Enhancing Interactive Graph Representation Learning for Review-based Item Recommendation


Guojiang Shen, Jiajia Tan, Zhi Liu, Xiangjie Kong




Collaborative filtering has been successful in the recommendation systems of various scenarios, but it is also hampered by issues such as cold start and data sparsity. To alleviate the above problems, recent studies have attempted to integrate review information into models to improve accuracy of rating prediction. While most of the existing models respectively utilize independent module to ex-tract the latent feature representation of user reviews and item reviews, ignoring the correlation between the latent features, which may fail to capture the similarity of user preferences and item attributes hidden in different review text. On the other hand, the graph neural network can realize the information interaction in high dimensional space through deep architecture, which has been extensively studied in many fields.
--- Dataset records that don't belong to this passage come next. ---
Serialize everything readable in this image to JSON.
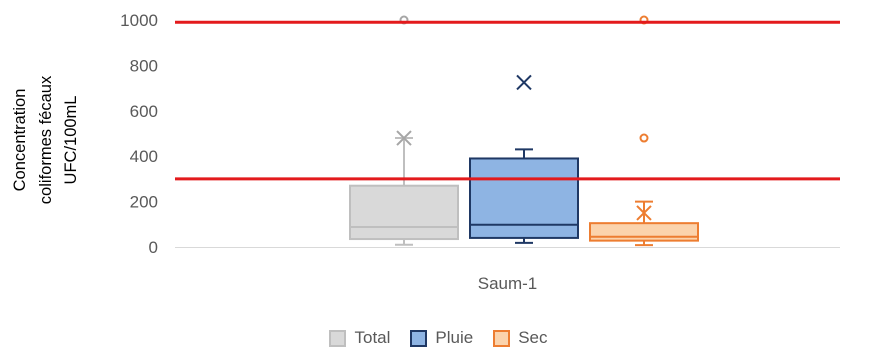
{
  "chart_data": {
    "type": "box",
    "ylabel_lines": [
      "Concentration",
      "coliformes fécaux",
      "UFC/100mL"
    ],
    "categories": [
      "Saum-1"
    ],
    "ylim": [
      0,
      1000
    ],
    "yticks": [
      0,
      200,
      400,
      600,
      800,
      1000
    ],
    "grid": false,
    "legend_position": "bottom",
    "reference_lines": [
      {
        "y": 990,
        "color": "#e31a1c"
      },
      {
        "y": 300,
        "color": "#e31a1c"
      }
    ],
    "series": [
      {
        "name": "Total",
        "fill": "#d9d9d9",
        "stroke": "#bfbfbf",
        "marker_color": "#a6a6a6",
        "min": 10,
        "q1": 35,
        "median": 88,
        "q3": 270,
        "max": 480,
        "mean": 480,
        "outliers": [
          1000
        ]
      },
      {
        "name": "Pluie",
        "fill": "#8eb4e3",
        "stroke": "#1f3864",
        "marker_color": "#1f3864",
        "min": 18,
        "q1": 40,
        "median": 98,
        "q3": 390,
        "max": 430,
        "mean": 725,
        "outliers": []
      },
      {
        "name": "Sec",
        "fill": "#fbd3ac",
        "stroke": "#ed7d31",
        "marker_color": "#ed7d31",
        "min": 8,
        "q1": 28,
        "median": 45,
        "q3": 105,
        "max": 200,
        "mean": 150,
        "outliers": [
          480,
          1000
        ]
      }
    ]
  }
}
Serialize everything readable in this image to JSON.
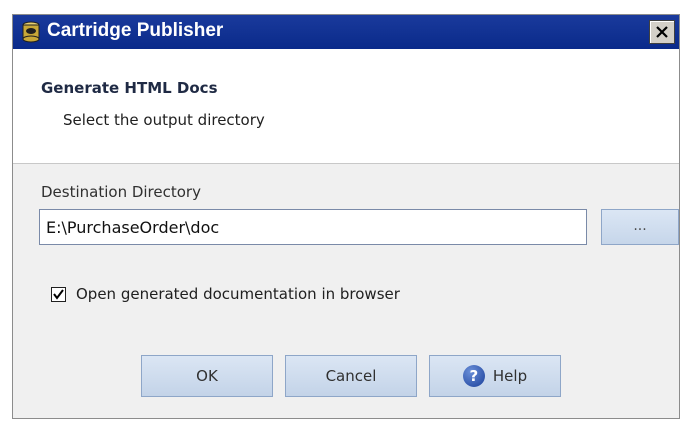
{
  "window": {
    "title": "Cartridge Publisher",
    "icon": "database-cartridge-icon",
    "close_icon": "close-icon"
  },
  "header": {
    "title": "Generate HTML Docs",
    "subtitle": "Select the output directory"
  },
  "form": {
    "destination_label": "Destination Directory",
    "destination_value": "E:\\PurchaseOrder\\doc",
    "browse_label": "...",
    "open_in_browser_label": "Open generated documentation in browser",
    "open_in_browser_checked": true
  },
  "buttons": {
    "ok_label": "OK",
    "cancel_label": "Cancel",
    "help_label": "Help",
    "help_icon": "help-icon"
  },
  "colors": {
    "titlebar": "#0a2a8a",
    "button_face": "#c6d6ea",
    "window_bg": "#f0f0f0"
  }
}
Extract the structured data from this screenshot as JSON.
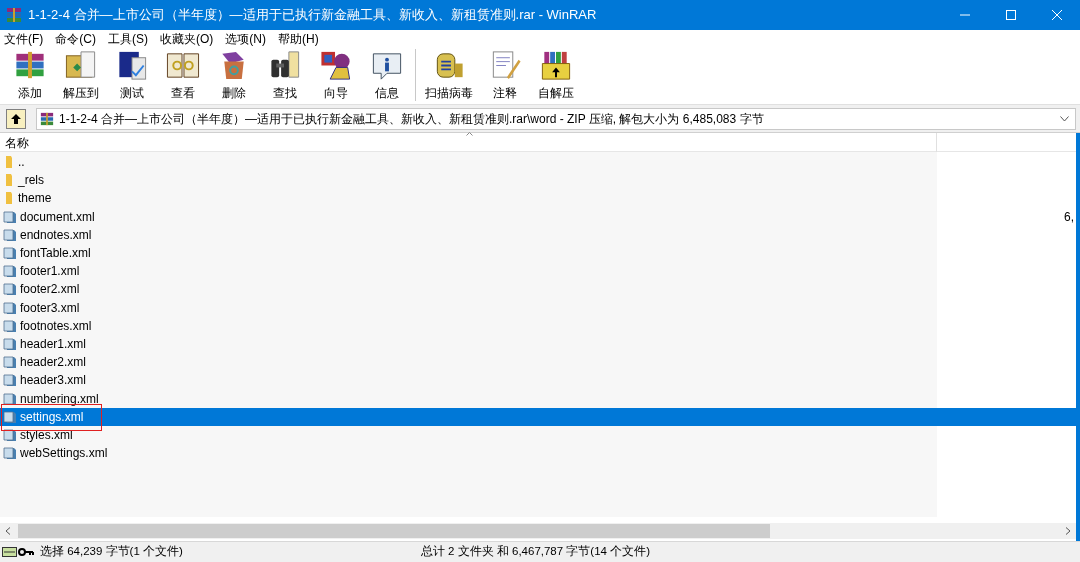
{
  "window": {
    "title": "1-1-2-4 合并—上市公司（半年度）—适用于已执行新金融工具、新收入、新租赁准则.rar - WinRAR"
  },
  "menu": [
    "文件(F)",
    "命令(C)",
    "工具(S)",
    "收藏夹(O)",
    "选项(N)",
    "帮助(H)"
  ],
  "toolbar": [
    {
      "label": "添加",
      "kind": "add"
    },
    {
      "label": "解压到",
      "kind": "extract"
    },
    {
      "label": "测试",
      "kind": "test"
    },
    {
      "label": "查看",
      "kind": "view"
    },
    {
      "label": "删除",
      "kind": "delete"
    },
    {
      "label": "查找",
      "kind": "find"
    },
    {
      "label": "向导",
      "kind": "wizard"
    },
    {
      "label": "信息",
      "kind": "info"
    },
    {
      "label": "扫描病毒",
      "kind": "scan",
      "group_start": true
    },
    {
      "label": "注释",
      "kind": "comment"
    },
    {
      "label": "自解压",
      "kind": "sfx"
    }
  ],
  "address": {
    "path": "1-1-2-4 合并—上市公司（半年度）—适用于已执行新金融工具、新收入、新租赁准则.rar\\word - ZIP 压缩, 解包大小为 6,485,083 字节"
  },
  "table": {
    "columns": [
      "名称"
    ],
    "rows": [
      {
        "name": "..",
        "kind": "folder",
        "selected": false,
        "marked": false
      },
      {
        "name": "_rels",
        "kind": "folder",
        "selected": false,
        "marked": false
      },
      {
        "name": "theme",
        "kind": "folder",
        "selected": false,
        "marked": false
      },
      {
        "name": "document.xml",
        "kind": "file",
        "column_2": "6,",
        "selected": false,
        "marked": false
      },
      {
        "name": "endnotes.xml",
        "kind": "file",
        "selected": false,
        "marked": false
      },
      {
        "name": "fontTable.xml",
        "kind": "file",
        "selected": false,
        "marked": false
      },
      {
        "name": "footer1.xml",
        "kind": "file",
        "selected": false,
        "marked": false
      },
      {
        "name": "footer2.xml",
        "kind": "file",
        "selected": false,
        "marked": false
      },
      {
        "name": "footer3.xml",
        "kind": "file",
        "selected": false,
        "marked": false
      },
      {
        "name": "footnotes.xml",
        "kind": "file",
        "selected": false,
        "marked": false
      },
      {
        "name": "header1.xml",
        "kind": "file",
        "selected": false,
        "marked": false
      },
      {
        "name": "header2.xml",
        "kind": "file",
        "selected": false,
        "marked": false
      },
      {
        "name": "header3.xml",
        "kind": "file",
        "selected": false,
        "marked": false
      },
      {
        "name": "numbering.xml",
        "kind": "file",
        "selected": false,
        "marked": false
      },
      {
        "name": "settings.xml",
        "kind": "file",
        "selected": true,
        "marked": true
      },
      {
        "name": "styles.xml",
        "kind": "file",
        "selected": false,
        "marked": false
      },
      {
        "name": "webSettings.xml",
        "kind": "file",
        "selected": false,
        "marked": false
      }
    ]
  },
  "status_bar": {
    "left": "选择 64,239 字节(1 个文件)",
    "right": "总计 2 文件夹 和 6,467,787 字节(14 个文件)"
  }
}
Therefore, in order to explore the high dimensional relevance between users and items hidden in the review information, we propose a new recommendation model enhancing interactive graph representation learning for review-based item recommendation, named IGRec. Specifically, we construct the user-review-item graph with users/items as nodes and reviews as edges. We further add the connection of the user-user and the item-item to the graph by meta-path of user-item-user and item-user-item. Then we utilize the attention mechanism to fuse edges information into nodes and apply the multilayer graph convolutional network to learn the high-order interactive information of nodes. Finally, we obtain the final embedding of user/item and adopt the factorization machine to complete the rating prediction. Experiments on the five real-world datasets demonstrate that the proposed IGRec outperforms the state-of-the-art baselines.